Advocating for your child is critical. Parents who take these steps aren’t nags. They’re doing important work to keep their children safe. 

If you know the bully’s parents, bring them into the conversation. Some parents have no idea that their children are acting out at school, and they welcome the opportunity to intervene.


For example, some bullies act out due to poor verbal or social skills. Anger helps them cover up deficits. A child with autism might bully to fit in.

Experts suggest sending an email or calling the offender’s parents. Use a non-confrontational approach, and point out that you’d like to fix the problem collaboratively. Suggest a meeting in which you can share your observations and come up with a plan.

Is Your Child a Bully?


Experimentation and childhood go hand in hand. Children who bully aren’t doomed to a life of aggression. With your help, they can channel talents in a helpful direction. 
Bullies sometimes have inherent leadership skills. Find ways to help them use those skills in a new way. Encourage them to coach younger siblings in a sport, for example, or ask them to lend a hand with pet training. 

Develop an anti-bullying action plan with your child:

  • Analyze. Determine whom your child bullies and where.
  • Find major players. Who needs to change to make the activity stop? Who can help? Your child might need a doctor’s help if bullying stems from pain. Or a therapist might help if your child needs to enhance speech or empathy skills.
  • Define next steps. What parts of your child’s routines must change to enhance supervision and reduce bullying?
  • Set expectations. Tell your child that bullying is never accepted, and explain the steps you’re taking to make it stop.
  • Check in. Set a weekly meeting with your child, and ensure that these steps are working. If they aren’t, adjust the plan accordingly.

Reach out for help if you can’t stop the behavior alone. Some children with bullying habits have personality disorders, experts say, and they need to work with counselors to stop their habits for good. Children like this may lack innate empathy, and they simply don’t understand the impact of their actions. Counseling could be critical, so they change course early in life.

How Can Schools Help?


Parents and children can take action to prevent bullying, but teachers and other school staff also have a role to play. You’re on the front lines of child/child interactions, and you’re an important role model for your students. What you say and what you do matters. 

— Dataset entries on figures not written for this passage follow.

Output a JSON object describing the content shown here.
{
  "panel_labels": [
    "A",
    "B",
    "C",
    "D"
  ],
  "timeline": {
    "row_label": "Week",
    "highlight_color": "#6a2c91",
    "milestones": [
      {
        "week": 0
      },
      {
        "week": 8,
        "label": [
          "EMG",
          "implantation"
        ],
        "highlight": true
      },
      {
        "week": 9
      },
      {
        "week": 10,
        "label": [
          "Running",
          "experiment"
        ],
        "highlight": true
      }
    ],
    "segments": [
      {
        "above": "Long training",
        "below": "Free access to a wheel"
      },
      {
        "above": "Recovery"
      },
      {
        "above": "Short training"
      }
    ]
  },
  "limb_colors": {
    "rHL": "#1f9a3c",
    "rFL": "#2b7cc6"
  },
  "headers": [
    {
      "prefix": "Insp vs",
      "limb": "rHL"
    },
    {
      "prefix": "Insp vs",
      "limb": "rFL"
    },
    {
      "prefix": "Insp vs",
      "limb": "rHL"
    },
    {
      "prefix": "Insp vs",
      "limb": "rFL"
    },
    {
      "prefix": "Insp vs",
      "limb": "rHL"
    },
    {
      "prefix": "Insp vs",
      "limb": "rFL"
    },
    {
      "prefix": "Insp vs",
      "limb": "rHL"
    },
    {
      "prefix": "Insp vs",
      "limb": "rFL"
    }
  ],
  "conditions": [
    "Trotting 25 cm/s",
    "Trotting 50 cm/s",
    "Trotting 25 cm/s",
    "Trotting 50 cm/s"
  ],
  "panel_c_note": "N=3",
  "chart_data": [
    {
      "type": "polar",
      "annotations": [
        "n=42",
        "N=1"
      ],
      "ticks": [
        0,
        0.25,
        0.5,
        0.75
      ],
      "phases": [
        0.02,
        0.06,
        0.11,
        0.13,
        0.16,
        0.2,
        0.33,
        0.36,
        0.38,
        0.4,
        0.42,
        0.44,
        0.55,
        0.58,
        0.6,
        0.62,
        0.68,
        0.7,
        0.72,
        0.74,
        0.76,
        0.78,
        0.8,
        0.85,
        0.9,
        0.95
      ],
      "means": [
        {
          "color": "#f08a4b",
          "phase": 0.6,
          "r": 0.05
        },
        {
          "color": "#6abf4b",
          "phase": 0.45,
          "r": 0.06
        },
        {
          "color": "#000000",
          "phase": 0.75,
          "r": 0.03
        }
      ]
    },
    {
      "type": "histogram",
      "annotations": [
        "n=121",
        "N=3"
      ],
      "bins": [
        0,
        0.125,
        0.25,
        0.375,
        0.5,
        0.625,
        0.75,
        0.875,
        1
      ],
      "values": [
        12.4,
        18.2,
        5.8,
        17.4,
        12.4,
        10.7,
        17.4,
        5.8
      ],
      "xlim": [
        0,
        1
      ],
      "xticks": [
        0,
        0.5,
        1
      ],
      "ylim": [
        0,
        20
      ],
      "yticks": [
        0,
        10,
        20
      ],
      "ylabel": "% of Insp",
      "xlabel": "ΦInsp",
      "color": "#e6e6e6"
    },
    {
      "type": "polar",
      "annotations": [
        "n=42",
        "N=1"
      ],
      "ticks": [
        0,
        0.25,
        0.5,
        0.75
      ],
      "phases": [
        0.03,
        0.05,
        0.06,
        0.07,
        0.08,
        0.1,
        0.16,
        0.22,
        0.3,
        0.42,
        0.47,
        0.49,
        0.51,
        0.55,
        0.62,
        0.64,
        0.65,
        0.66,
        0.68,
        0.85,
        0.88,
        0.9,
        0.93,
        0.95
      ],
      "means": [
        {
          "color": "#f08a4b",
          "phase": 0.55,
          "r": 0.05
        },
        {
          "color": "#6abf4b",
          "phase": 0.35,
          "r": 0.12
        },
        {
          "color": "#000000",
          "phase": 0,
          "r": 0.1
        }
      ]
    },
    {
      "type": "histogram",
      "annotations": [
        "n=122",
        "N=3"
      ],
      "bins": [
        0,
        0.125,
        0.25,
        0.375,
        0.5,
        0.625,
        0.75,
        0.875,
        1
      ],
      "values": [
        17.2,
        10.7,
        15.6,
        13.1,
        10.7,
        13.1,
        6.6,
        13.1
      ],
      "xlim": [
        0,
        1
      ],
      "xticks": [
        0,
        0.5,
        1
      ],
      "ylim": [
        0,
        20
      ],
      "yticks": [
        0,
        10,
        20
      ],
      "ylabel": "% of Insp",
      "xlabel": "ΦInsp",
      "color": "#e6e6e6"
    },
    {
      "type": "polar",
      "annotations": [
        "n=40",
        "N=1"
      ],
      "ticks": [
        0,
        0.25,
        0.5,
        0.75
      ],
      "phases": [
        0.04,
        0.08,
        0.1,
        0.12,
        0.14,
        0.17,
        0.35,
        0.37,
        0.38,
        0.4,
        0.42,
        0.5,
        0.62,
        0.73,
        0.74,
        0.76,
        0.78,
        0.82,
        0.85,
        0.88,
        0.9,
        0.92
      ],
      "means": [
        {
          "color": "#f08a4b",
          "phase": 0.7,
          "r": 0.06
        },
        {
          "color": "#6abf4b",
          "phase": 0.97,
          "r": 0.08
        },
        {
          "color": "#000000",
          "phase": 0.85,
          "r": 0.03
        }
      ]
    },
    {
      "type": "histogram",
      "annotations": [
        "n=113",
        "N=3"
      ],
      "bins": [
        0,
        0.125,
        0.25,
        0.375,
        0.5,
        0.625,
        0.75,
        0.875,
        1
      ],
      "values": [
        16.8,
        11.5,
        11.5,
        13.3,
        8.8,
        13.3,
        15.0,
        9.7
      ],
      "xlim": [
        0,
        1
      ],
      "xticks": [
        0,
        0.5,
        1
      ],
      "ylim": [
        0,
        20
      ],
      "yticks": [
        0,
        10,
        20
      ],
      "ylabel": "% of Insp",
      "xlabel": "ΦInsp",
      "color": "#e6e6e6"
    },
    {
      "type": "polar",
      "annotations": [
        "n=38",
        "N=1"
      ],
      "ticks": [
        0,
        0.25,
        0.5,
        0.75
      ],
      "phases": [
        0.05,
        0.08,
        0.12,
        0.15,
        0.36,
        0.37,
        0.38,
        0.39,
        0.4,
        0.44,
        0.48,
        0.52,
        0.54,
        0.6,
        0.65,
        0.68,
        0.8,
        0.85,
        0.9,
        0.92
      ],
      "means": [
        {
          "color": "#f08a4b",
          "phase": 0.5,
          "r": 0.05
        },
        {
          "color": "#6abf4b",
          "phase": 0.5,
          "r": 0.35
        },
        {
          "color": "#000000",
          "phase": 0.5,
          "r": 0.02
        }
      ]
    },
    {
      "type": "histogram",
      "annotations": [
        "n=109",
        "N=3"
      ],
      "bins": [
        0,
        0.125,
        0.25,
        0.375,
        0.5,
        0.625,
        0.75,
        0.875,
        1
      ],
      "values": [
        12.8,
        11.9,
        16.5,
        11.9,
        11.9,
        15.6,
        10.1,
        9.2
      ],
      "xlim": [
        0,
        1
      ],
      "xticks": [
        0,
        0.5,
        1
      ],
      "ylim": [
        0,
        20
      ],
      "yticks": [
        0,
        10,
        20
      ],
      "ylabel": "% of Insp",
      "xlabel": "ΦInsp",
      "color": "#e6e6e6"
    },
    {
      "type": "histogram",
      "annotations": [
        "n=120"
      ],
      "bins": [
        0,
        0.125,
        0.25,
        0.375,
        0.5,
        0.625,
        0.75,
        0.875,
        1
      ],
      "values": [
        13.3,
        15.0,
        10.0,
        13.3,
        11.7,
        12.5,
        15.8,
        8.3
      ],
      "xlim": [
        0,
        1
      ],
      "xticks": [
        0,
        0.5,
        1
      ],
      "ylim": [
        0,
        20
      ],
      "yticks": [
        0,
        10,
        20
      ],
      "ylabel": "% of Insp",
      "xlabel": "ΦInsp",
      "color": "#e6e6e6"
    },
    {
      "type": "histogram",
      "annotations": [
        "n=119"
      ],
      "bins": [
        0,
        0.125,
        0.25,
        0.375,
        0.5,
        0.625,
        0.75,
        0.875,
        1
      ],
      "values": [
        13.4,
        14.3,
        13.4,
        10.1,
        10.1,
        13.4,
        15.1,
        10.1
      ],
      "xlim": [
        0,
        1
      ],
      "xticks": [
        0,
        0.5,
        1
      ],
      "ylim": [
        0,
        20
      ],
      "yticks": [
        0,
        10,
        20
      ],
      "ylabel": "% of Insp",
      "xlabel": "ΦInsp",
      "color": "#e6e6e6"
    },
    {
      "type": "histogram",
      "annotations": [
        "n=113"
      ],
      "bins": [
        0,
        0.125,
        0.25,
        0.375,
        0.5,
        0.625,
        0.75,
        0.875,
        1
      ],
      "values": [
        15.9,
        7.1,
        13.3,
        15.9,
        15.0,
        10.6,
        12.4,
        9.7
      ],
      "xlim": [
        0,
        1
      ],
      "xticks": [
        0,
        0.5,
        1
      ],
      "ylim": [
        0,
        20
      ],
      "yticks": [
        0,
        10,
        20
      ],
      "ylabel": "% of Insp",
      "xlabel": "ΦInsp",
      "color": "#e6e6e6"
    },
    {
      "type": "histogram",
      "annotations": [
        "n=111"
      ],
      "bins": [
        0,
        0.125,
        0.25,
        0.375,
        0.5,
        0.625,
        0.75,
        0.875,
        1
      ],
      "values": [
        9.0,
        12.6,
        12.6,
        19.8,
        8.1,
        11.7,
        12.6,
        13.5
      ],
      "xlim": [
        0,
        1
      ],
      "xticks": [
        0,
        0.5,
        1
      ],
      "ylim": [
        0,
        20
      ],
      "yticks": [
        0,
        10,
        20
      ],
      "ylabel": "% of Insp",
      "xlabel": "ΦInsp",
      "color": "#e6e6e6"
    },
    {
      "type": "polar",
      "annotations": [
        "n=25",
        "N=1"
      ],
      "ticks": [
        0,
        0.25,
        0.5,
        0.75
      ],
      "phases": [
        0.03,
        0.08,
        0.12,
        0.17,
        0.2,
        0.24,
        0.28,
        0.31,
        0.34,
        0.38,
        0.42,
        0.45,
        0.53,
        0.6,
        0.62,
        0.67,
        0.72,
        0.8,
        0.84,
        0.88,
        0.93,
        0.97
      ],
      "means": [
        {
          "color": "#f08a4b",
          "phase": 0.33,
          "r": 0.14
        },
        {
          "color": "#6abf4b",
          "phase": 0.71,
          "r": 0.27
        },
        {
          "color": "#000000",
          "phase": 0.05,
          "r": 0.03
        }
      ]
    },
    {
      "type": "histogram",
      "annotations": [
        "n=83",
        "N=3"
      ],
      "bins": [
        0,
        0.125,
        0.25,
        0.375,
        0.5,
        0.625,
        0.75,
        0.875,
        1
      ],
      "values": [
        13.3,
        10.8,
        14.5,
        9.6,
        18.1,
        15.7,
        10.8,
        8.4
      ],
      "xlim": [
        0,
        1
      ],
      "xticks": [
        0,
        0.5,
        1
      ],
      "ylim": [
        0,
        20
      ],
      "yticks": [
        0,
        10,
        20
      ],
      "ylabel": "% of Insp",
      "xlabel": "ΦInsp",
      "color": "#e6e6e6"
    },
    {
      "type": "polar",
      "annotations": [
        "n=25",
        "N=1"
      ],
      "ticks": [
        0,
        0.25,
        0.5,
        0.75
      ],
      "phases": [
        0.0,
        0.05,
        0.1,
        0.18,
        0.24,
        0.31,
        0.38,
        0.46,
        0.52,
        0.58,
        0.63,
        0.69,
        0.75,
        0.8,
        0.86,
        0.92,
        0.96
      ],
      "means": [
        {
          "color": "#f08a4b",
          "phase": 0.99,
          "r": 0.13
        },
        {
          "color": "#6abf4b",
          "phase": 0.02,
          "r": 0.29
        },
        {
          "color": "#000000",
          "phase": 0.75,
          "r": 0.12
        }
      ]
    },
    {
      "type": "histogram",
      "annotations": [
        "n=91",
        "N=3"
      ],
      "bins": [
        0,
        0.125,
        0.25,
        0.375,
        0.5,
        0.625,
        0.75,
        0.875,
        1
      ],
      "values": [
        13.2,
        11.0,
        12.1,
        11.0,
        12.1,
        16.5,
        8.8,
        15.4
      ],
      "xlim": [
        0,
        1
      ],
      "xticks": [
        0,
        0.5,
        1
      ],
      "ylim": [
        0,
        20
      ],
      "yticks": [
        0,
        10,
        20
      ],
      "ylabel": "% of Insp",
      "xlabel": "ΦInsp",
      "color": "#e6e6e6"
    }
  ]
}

Experts say bullying episodes often happen in:

  • Bathrooms
  • Playgrounds
  • Crowded hallways
  • School buses

Your students may be angels while sitting at their desks, but they may show much different behaviors in these other spaces. Add them to your patrols if you can.


Intervene immediately if you see bullying. Don’t talk to the children together, experts say. Speak with them separately about what happened. Try to understand how the episode started, and support both the bully and the victim. Ask for your school counselor’s help if you’re not quite sure what to say. 


The more you know about bullying, the better. Researchers say teachers with high levels of knowledge about bullying intervene more often than teachers who don’t understand the concepts. If you need more help, ask your school to send you to training courses to beef up your expertise.